Senator LEES (9:32 AM) —By leave—I move:

That the Senate take note of the statement.

Firstly, may I thank you, Mr President, for taking this matter seriously since I raised it with you on Monday. But I point out that this is at least double the number of bird deaths that are ever found in any particular week and that the birds still have not returned. However, as of last night there were a few currawongs in and out and I think it is only a matter of a short time before others move into the space. Therefore, can I ask whether you have any information as to how long the residual poison that has been sprayed to kill the moths on the surfaces outside around the doors and windows will last? For example, has it been diluted in any way by the rain we have just had? It does seem that, as the birds that are missing or dead are those that were likely to feed on the moths—as we know, the currawongs feed very heavily on the moths—and that other birds such as honeyeaters that do not touch the moths are still out there, I think we have to presume, until proven otherwise, that it is the moths that are toxic.

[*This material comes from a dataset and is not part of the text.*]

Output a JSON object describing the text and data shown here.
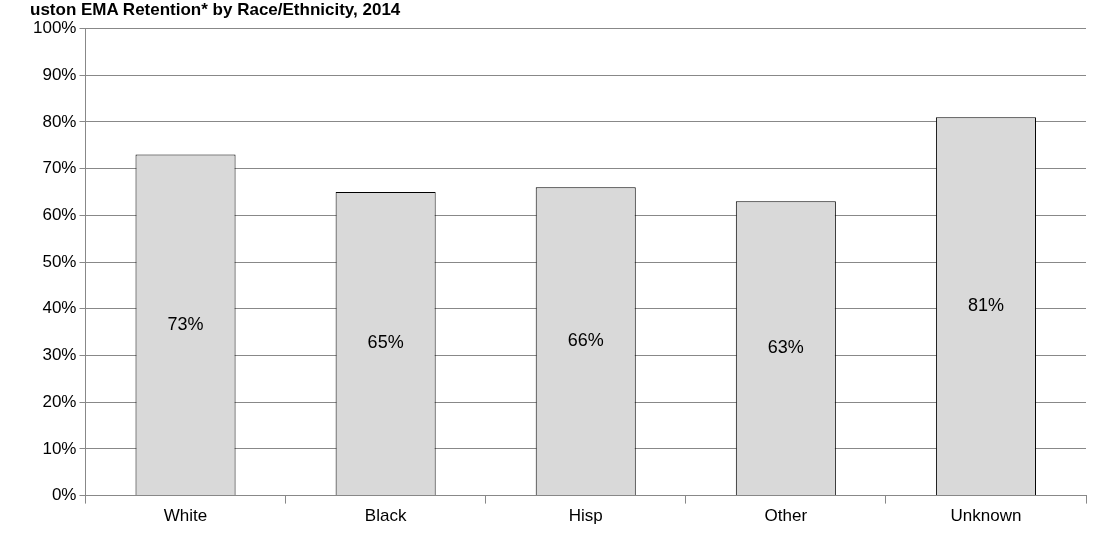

Is it possible to have all of the dead moths cleaned up—in patches there are literally hundreds of them in piles—so that, if other currawongs move into the spaces that have been created by the death or otherwise of the currawongs and magpies that were here previously, they too will not be poisoned? Also, can there be no more poison laid until such time as we can ascertain whether it is the moths coming in with poison in them that is causing the problem—although it seems, as you have said, that there are no birds dying anywhere else in Canberra or this area—or whether it is in fact the poison? Perhaps it was mixed to the wrong consistency and it was an incorrect dilution that was placed around Parliament House. If we could have the moths cleaned up and no more poison laid until we get to the bottom of this, it may prevent any birds that move in facing the same fate.